Voir aussi Soeurs adoratrices du Précieux Sang, Monastère Gethsémanie de Trois-Rivières
La chapelle Gethsémani de Trois-Rivières est la chapelle conventuelle des Soeurs adoratrices du Précieux-Sang (monastère Gethsémani), sur le coteau Saint-Louis. Elle fut bâtie en 1897-1898 selon des plans de l'abbé Louis Richard, supérieur du Séminaire Saint-Joseph, qui dirigea les travaux de construction.
L'architecture du bâtiment emprunte au style Second Empire, en vogue à la fin du XIXe siècle avec son fronton triangulaire. La chapelle serait un peu la réplique, dit-on, de celle du monastère de Saint-Hyacinthe. La bénédiction de la pierre angulaire eut lieu le 27 juin 1897. Bénite à son tour le 10 mai 1898, la chapelle fut utilisée à partir de cette date.
La cloche qui sonnait les heures de prières fut bénite le 8 décembre 1900, sous le nom de Catherine-Aurélie, en mémoire de la fondatrice de l'Institut des Soeurs adoratrices du Précieux Sang, Aurélie Caouette. Elle porte l'inscription Ego sum quœ Domino cantam et omnes audient vocem meam. La "petite cloche de minuit" rappelait aux Trifluviens que les religieuses priaient aussi la nuit pendant que eux étaient au repos.
Les travaux de parachèvement de la chapelle furent entrepris le 16 avril 1907. Une soixantaine de prie-Dieu et de chaises furent aussi fabriqués. Pendant ce temps, le Saint Sacrement fut transféré du côté du monastère. Les travaux complétés, la chapelle fut inaugurée le 12 février 1908. Tous les murs et la voûte furent recouverts de peintures sur toile exécutées selon la technique du trompe-l'œil par le peintre-décorateur trifluvien Louis-Eustache Monty qui aurait, dit-on, reproduit la physionomie de ses enfants dans les petits anges de la voûte. C'est aussi Monty qui avait peint le chemin de la croix installé en 1909 et remplacé depuis. Dans le chœur des religieuses, les quatre grands tableaux, réalisés entre 1889 et 1919, sont l'œuvre d'une sœur du Précieux-Sang, sœur Marie-Réparatrice (née Marie Polette, fille du juge Antoine Polette de Trois-Rivières): "Le Portement de la Croix", "L'Agonie", "Le Christ aux outrages" et "La Flagellation". Vers 1902, la mère fondatrice Catherine-Aurélie, stigmatisée et réputée pour ses grâces mystiques extraordinaires, aurait vu le corpus du Christ s'animer sur la grande croix qui se trouve sur la grille séparant le chœur des religieuses. À l'arrière du chœur se trouve la petite chapelle des reliques meublée d'un autel contenant de nombreuses reliques.
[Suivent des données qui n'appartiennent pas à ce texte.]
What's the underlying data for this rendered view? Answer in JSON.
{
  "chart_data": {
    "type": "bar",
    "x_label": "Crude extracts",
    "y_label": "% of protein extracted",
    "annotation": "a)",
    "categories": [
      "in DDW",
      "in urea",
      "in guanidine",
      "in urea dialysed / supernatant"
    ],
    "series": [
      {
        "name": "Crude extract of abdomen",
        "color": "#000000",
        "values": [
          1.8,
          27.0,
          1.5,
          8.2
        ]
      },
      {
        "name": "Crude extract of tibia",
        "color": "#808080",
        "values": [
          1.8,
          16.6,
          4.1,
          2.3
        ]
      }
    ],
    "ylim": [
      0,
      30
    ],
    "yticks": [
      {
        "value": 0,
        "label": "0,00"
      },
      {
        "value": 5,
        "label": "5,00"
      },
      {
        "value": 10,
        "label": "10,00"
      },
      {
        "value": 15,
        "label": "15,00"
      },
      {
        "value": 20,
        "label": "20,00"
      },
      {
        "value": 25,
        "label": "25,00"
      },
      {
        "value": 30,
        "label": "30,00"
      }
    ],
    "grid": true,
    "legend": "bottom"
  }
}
Le chœur fut rénové après Vatican II. Vers 1965, la grille fut remplacée par la grille actuelle, et les chaises furent remplacées par des bancs fabriqués par Paul Leclerc, ébéniste de Trois-Rivières, qui a également fabriqué le nouveau mobilier liturgique en 1979. Cette année-là, le maître-autel fut enlevé et remplacé par un grand retable et un autel de la célébration. En 1991, le mobilier du sanctuaire, à l'exception du retable, et le lutrin du chœur des religieuses furent remplacés par ceux du monastère du Précieux-Sang d'Ottawa (fermé en 1991) fabriqués par la maison Desmarais et Robitaille de Montréal. Les quatre grandes statues du chœur furent aussi remplacées par quatre statues plus petites provenant aussi d'Ottawa. La même année, un orgue à tuyaux Casavant, provenant du monastère de Montréal (fermé en 1990) fut installé pour remplacer l'orgue électronique. Enfin, en 1982-1985, un escalier fermé fut ajouté dans la façade de la chapelle, en respectant tous les éléments architecturaux, selon les plans des architectes Bigué et Lord de Trois-Rivières.